Questions 2. No bill can or should lay claim to eliminating all of the causes and consequences of racial and other types of discrimination against minorities. There is reason to believe, however, that national leadership provided by the enactment of Federal legislation dealing with the most troublesome problems will create an atmosphere conducive to voluntary or local resolution of other forms of discrimination. 3. [T]he charge has been made that … a ‘Federal inspector’ could then order the hiring and promotion only of employees of certain races or religious groups.
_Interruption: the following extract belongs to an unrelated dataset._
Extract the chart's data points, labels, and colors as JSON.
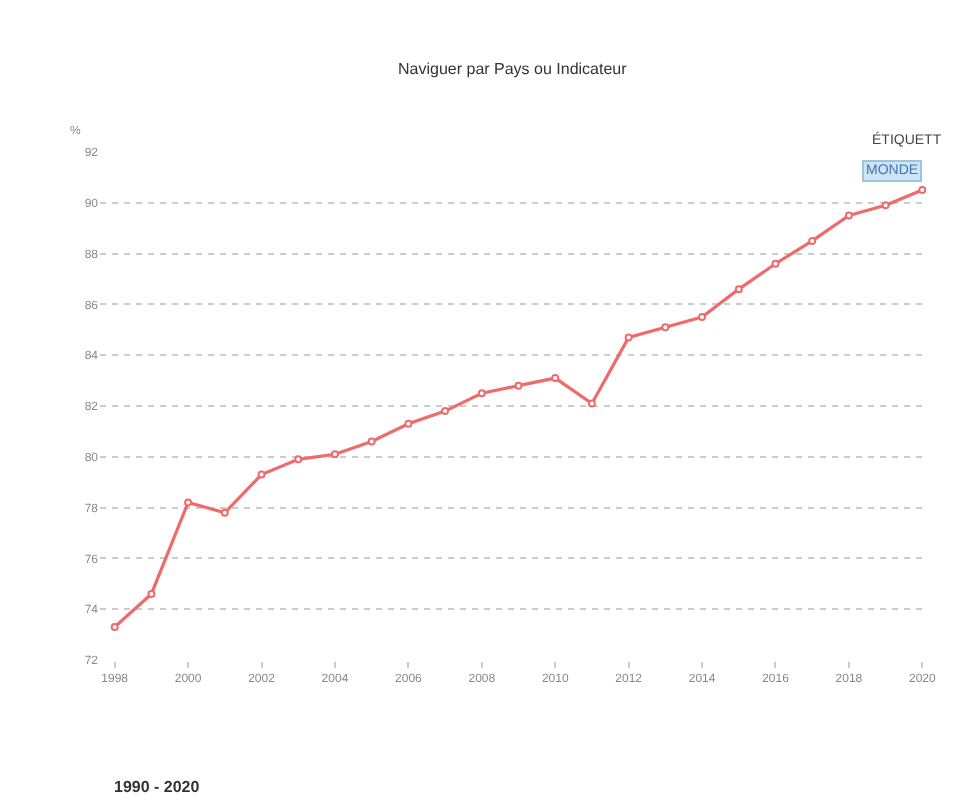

This description of the bill is entirely wrong…. 4. Even [a] court could not order that any preference be given to any particular race, religion or other group, but would be limited to ordering an end of discrimination. The statement that a Federal inspector could order the employment and promotion only of members of a specific racial or religious group is therefore patently erroneous…… The Bill would do no more than prevent . . . employers from discriminating against or in favor of workers because of their race, religion, or national origin.

Questions 5. It is likewise not true that the Equal Employment Opportunity Commission would have power to rectify existing ‘racial or religious imbalance’ in employment by requiring the hiring of certain people without regard to their qualifications simply because they are of a given race or religion. Only actual discrimination could be stopped. 6. Title VII would have no effect on established seniority rights. Its effect is prospective and not retrospective. Thus, for example, if a business has been discriminating in the past and as a result has an all-white working force, when the title comes into effect the employer's obligation would be simply to fill future vacancies on a nondiscriminatory basis. He would not be obliged-- or indeed permitted--to fire whites in order to hire Negroes, or to prefer Negroes for future vacancies, or, once Negroes are hired, to give them special seniority rights at the expense of the white workers hired earlier. (emphasis added) 7. Justice Powell’s concurring opinion does not discuss the legislative history or text of the Act. Why not? Why does he think voluntary affirmative action is legal? Do you think his argument is persuasive? How do you think Justice Rehnquist would respond to Justice’ Powell’s arguments?

Questions 8. Ronald Dworkin is one of the most influential contemporary legal thinkers. This is what he wrote about Weber: How does a court choose between two justifications for statute, each of which fits the statute and finds a basis in political opinion? … In most hard cases testing whether a statute applies in controversial circumstances, when there are two justifications available that point in opposite directions, both justifications will fit well enough both the text of the statute and the political climate of the day… Weber was such a case. In these cases I see no procedure for decision—no theory of legislation—other than this: … judges must decide which of the two competing justifications is superior as a matter of political morality, and apply the statute so as to further that justification.   Do you agree with Dworkin's analysis? Why or why not? Do you agree that in Weber, both the idea that voluntary affirmative action violates Title VII and the idea that it does not, are equally consistent with the text and legislative history? Do you agree that where text and legislative history are equally consistent with two interpretations, a judge has no choice but to choose the interpretation that is “superior as a matter of political morality”?